Bu şaşkınlık 20 dakika sürerken, üstüne üstlük bir de gol yiyince oyun başından beri yapamadıklarını yapmaya başlayıp coşku, hareketlilik, pres ve forvette çoğalırlarken bu artılarına bir de agresifliği ekleyince biri penaltıdan olmak üzere Onuachu’dan peş peşe 2 gol geldi. Geçen haftanın jeneriklik golün sahibi Muçi de Hamsikvari golü ile sahne alırken takımını düzlüğe çıkarmış oldu. Meselenin özü de budur.

Şimdi gelelim sadede… Trabzonspor taraftarının ilk çeyrek dilim hariç görmek istediği oyun budur. Şayet bu oyun 90 dakikaya yayılır ve yetmez, kalan maçlara da yansıtılırsa şampiyonluk yarışının zincirinde bir bakla oluruz.

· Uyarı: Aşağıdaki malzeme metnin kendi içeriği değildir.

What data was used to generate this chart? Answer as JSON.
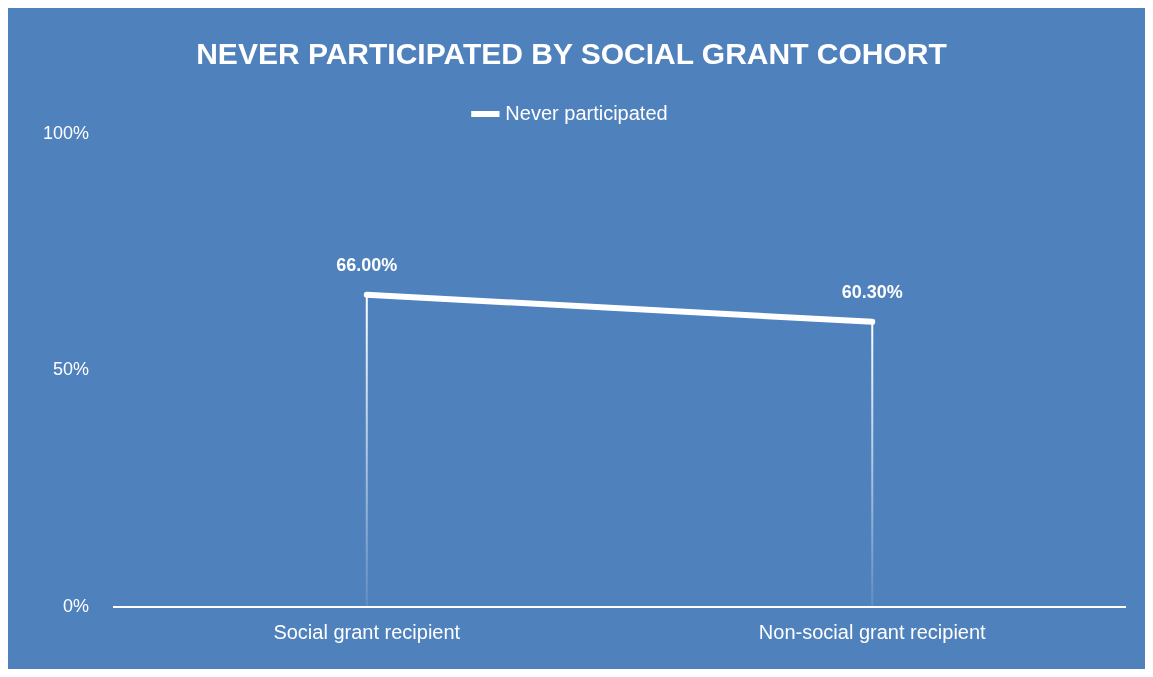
{
  "chart_data": {
    "type": "line",
    "title": "NEVER PARTICIPATED BY SOCIAL GRANT COHORT",
    "categories": [
      "Social grant recipient",
      "Non-social grant recipient"
    ],
    "series": [
      {
        "name": "Never participated",
        "color": "#ffffff",
        "values": [
          66.0,
          60.3
        ],
        "value_labels": [
          "66.00%",
          "60.30%"
        ]
      }
    ],
    "ylim": [
      0,
      100
    ],
    "yticks": [
      {
        "value": 0,
        "label": "0%"
      },
      {
        "value": 50,
        "label": "50%"
      },
      {
        "value": 100,
        "label": "100%"
      }
    ],
    "grid": false,
    "legend": "top",
    "line_style": "solid"
  }
}
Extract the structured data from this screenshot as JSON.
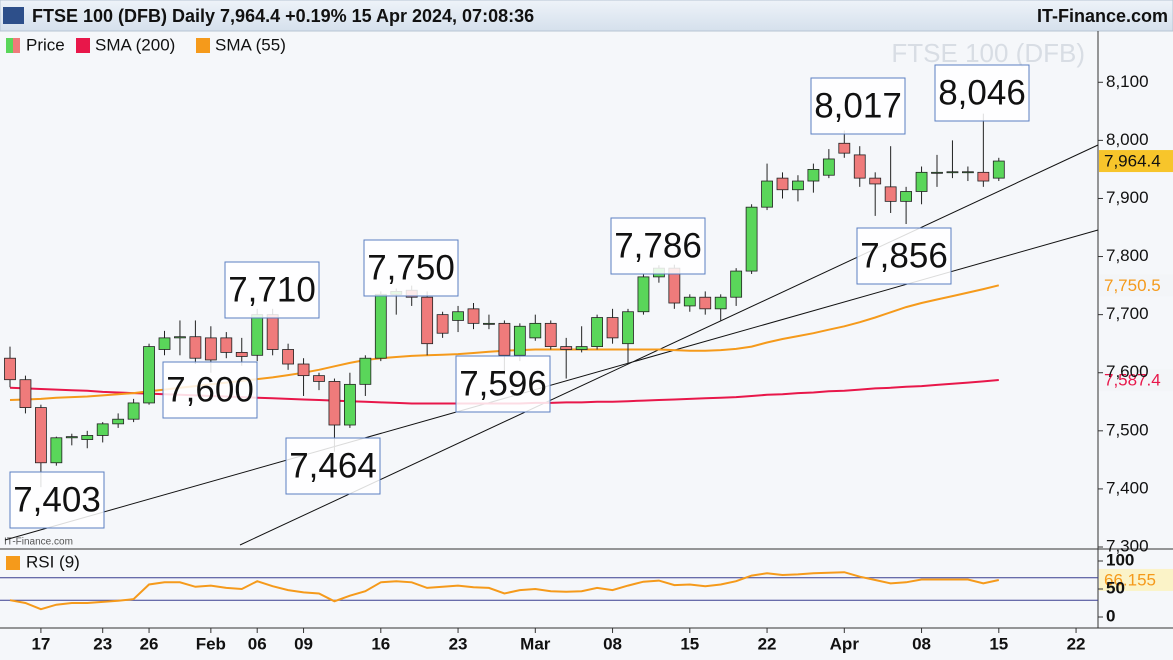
{
  "header": {
    "title": "FTSE 100 (DFB) Daily 7,964.4 +0.19% 15 Apr 2024, 07:08:36",
    "source": "IT-Finance.com"
  },
  "chart_data": [
    {
      "type": "candlestick",
      "watermark": "FTSE 100 (DFB)",
      "credit": "IT-Finance.com",
      "categories": [
        null,
        null,
        "17",
        null,
        null,
        null,
        "23",
        null,
        null,
        "26",
        null,
        null,
        null,
        "Feb",
        null,
        null,
        "06",
        null,
        null,
        "09",
        null,
        null,
        null,
        null,
        "16",
        null,
        null,
        null,
        null,
        "23",
        null,
        null,
        null,
        null,
        "Mar",
        null,
        null,
        null,
        null,
        "08",
        null,
        null,
        null,
        null,
        "15",
        null,
        null,
        null,
        null,
        "22",
        null,
        null,
        null,
        null,
        "Apr",
        null,
        null,
        null,
        null,
        "08",
        null,
        null,
        null,
        null,
        "15",
        null,
        null,
        null,
        null,
        "22"
      ],
      "ylim": [
        7300,
        8190
      ],
      "yticks": [
        {
          "value": 7300,
          "label": "7,300"
        },
        {
          "value": 7400,
          "label": "7,400"
        },
        {
          "value": 7500,
          "label": "7,500"
        },
        {
          "value": 7600,
          "label": "7,600"
        },
        {
          "value": 7700,
          "label": "7,700"
        },
        {
          "value": 7800,
          "label": "7,800"
        },
        {
          "value": 7900,
          "label": "7,900"
        },
        {
          "value": 8000,
          "label": "8,000"
        },
        {
          "value": 8100,
          "label": "8,100"
        }
      ],
      "series": [
        {
          "name": "Price",
          "type": "candlestick",
          "up_color": "#5ad65a",
          "down_color": "#ef7b7b",
          "open": [
            7625,
            7588,
            7540,
            7445,
            7488,
            7485,
            7492,
            7512,
            7520,
            7548,
            7640,
            7660,
            7662,
            7660,
            7660,
            7635,
            7630,
            7700,
            7640,
            7615,
            7595,
            7585,
            7510,
            7580,
            7625,
            7735,
            7742,
            7730,
            7700,
            7690,
            7710,
            7685,
            7685,
            7630,
            7660,
            7685,
            7645,
            7640,
            7645,
            7695,
            7650,
            7705,
            7765,
            7780,
            7715,
            7730,
            7710,
            7730,
            7775,
            7885,
            7935,
            7915,
            7930,
            7940,
            7995,
            7975,
            7935,
            7920,
            7895,
            7912,
            7945,
            7945,
            7945,
            7945,
            7935,
            null,
            null,
            null,
            null,
            null
          ],
          "high": [
            7645,
            7595,
            7545,
            7490,
            7495,
            7500,
            7515,
            7530,
            7555,
            7650,
            7672,
            7690,
            7690,
            7680,
            7670,
            7660,
            7710,
            7710,
            7650,
            7625,
            7600,
            7590,
            7600,
            7630,
            7740,
            7745,
            7750,
            7740,
            7705,
            7715,
            7720,
            7700,
            7690,
            7685,
            7700,
            7690,
            7660,
            7680,
            7700,
            7710,
            7710,
            7770,
            7785,
            7786,
            7735,
            7740,
            7735,
            7780,
            7890,
            7960,
            7945,
            7940,
            7960,
            7985,
            8017,
            7990,
            7945,
            7990,
            7920,
            7955,
            7975,
            8000,
            7955,
            8046,
            7970,
            null,
            null,
            null,
            null,
            null
          ],
          "low": [
            7575,
            7530,
            7403,
            7440,
            7475,
            7470,
            7480,
            7505,
            7515,
            7545,
            7630,
            7630,
            7615,
            7600,
            7625,
            7612,
            7620,
            7630,
            7605,
            7560,
            7570,
            7464,
            7505,
            7560,
            7620,
            7700,
            7715,
            7630,
            7660,
            7670,
            7675,
            7675,
            7596,
            7620,
            7655,
            7640,
            7590,
            7635,
            7640,
            7650,
            7615,
            7700,
            7755,
            7710,
            7705,
            7700,
            7690,
            7715,
            7770,
            7880,
            7900,
            7895,
            7910,
            7935,
            7970,
            7920,
            7870,
            7875,
            7856,
            7890,
            7920,
            7935,
            7930,
            7920,
            7930,
            null,
            null,
            null,
            null,
            null
          ],
          "close": [
            7588,
            7540,
            7445,
            7488,
            7490,
            7492,
            7512,
            7520,
            7548,
            7645,
            7660,
            7662,
            7625,
            7622,
            7635,
            7628,
            7700,
            7640,
            7615,
            7595,
            7585,
            7510,
            7580,
            7625,
            7735,
            7740,
            7730,
            7650,
            7668,
            7705,
            7685,
            7685,
            7630,
            7680,
            7685,
            7645,
            7640,
            7645,
            7695,
            7660,
            7705,
            7765,
            7780,
            7720,
            7730,
            7710,
            7730,
            7775,
            7885,
            7930,
            7915,
            7930,
            7950,
            7968,
            7978,
            7935,
            7925,
            7895,
            7912,
            7945,
            7945,
            7946,
            7946,
            7930,
            7964.4,
            null,
            null,
            null,
            null,
            null
          ],
          "last_value": {
            "value": 7964.4,
            "label": "7,964.4"
          }
        },
        {
          "name": "SMA (200)",
          "type": "line",
          "color": "#e8174a",
          "values": [
            7574,
            7573,
            7572,
            7571,
            7570,
            7569,
            7567,
            7566,
            7565,
            7564,
            7563,
            7562,
            7561,
            7560,
            7559,
            7558,
            7557,
            7556,
            7555,
            7554,
            7553,
            7552,
            7551,
            7550,
            7549,
            7548,
            7547,
            7547,
            7547,
            7547,
            7547,
            7547,
            7547,
            7547,
            7548,
            7548,
            7549,
            7549,
            7550,
            7550,
            7551,
            7552,
            7553,
            7554,
            7555,
            7556,
            7557,
            7558,
            7560,
            7562,
            7563,
            7565,
            7566,
            7568,
            7569,
            7571,
            7573,
            7574,
            7576,
            7577,
            7579,
            7581,
            7583,
            7585,
            7587.4,
            null,
            null,
            null,
            null,
            null
          ],
          "last_value": {
            "value": 7587.4,
            "label": "7,587.4"
          }
        },
        {
          "name": "SMA (55)",
          "type": "line",
          "color": "#f59a1b",
          "values": [
            7553,
            7554,
            7555,
            7557,
            7558,
            7559,
            7561,
            7563,
            7565,
            7568,
            7571,
            7574,
            7577,
            7580,
            7583,
            7586,
            7589,
            7592,
            7596,
            7600,
            7605,
            7611,
            7617,
            7622,
            7625,
            7627,
            7629,
            7630,
            7631,
            7632,
            7634,
            7636,
            7638,
            7639,
            7640,
            7640,
            7640,
            7640,
            7640,
            7640,
            7640,
            7640,
            7640,
            7639,
            7638,
            7638,
            7639,
            7641,
            7645,
            7652,
            7658,
            7663,
            7668,
            7674,
            7680,
            7687,
            7695,
            7704,
            7713,
            7720,
            7726,
            7732,
            7738,
            7744,
            7750.5,
            null,
            null,
            null,
            null,
            null
          ],
          "last_value": {
            "value": 7750.5,
            "label": "7,750.5"
          }
        }
      ],
      "annotations": [
        "7,403",
        "7,600",
        "7,710",
        "7,750",
        "7,464",
        "7,596",
        "7,786",
        "7,856",
        "8,017",
        "8,046"
      ]
    },
    {
      "type": "line",
      "ylim": [
        0,
        100
      ],
      "yticks": [
        0,
        50,
        100
      ],
      "levels": [
        30,
        70
      ],
      "series": [
        {
          "name": "RSI (9)",
          "color": "#f59a1b",
          "values": [
            30,
            25,
            14,
            22,
            25,
            25,
            27,
            29,
            32,
            58,
            62,
            62,
            54,
            56,
            52,
            50,
            64,
            55,
            48,
            44,
            42,
            28,
            38,
            46,
            62,
            64,
            62,
            52,
            54,
            56,
            53,
            52,
            42,
            48,
            50,
            46,
            45,
            46,
            52,
            48,
            56,
            63,
            65,
            57,
            58,
            55,
            58,
            64,
            74,
            78,
            75,
            76,
            78,
            79,
            80,
            72,
            66,
            60,
            62,
            67,
            67,
            67,
            67,
            60,
            66.155,
            null,
            null,
            null,
            null,
            null
          ],
          "last_value": {
            "value": 66.155,
            "label": "66.155"
          }
        }
      ]
    }
  ]
}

Noktasını koyarak; orta saha oyuncularının topla oyuna, anlayışa eyvallah dedikleri gibi topsuz oyunu da yardımlaşmayı da özümsemelidirler. Bununla birlikte defans S.O.S veriyor. Bir iki oyuncu ile olmaz. Hem acemi kaleci Bahadır gibi bir kaleci, hem de beceriksiz Bardhi ve Muleka forvetleri bulamayabiliriz. Veya böyle pozisyonlar kaleci Onana’nın kör sahasına gelebilir.

Unutulmasın ki şampiyonluk yarışı sadece dikenli değil, cam kırıkları ile doludur. Hatırlatayım dedim.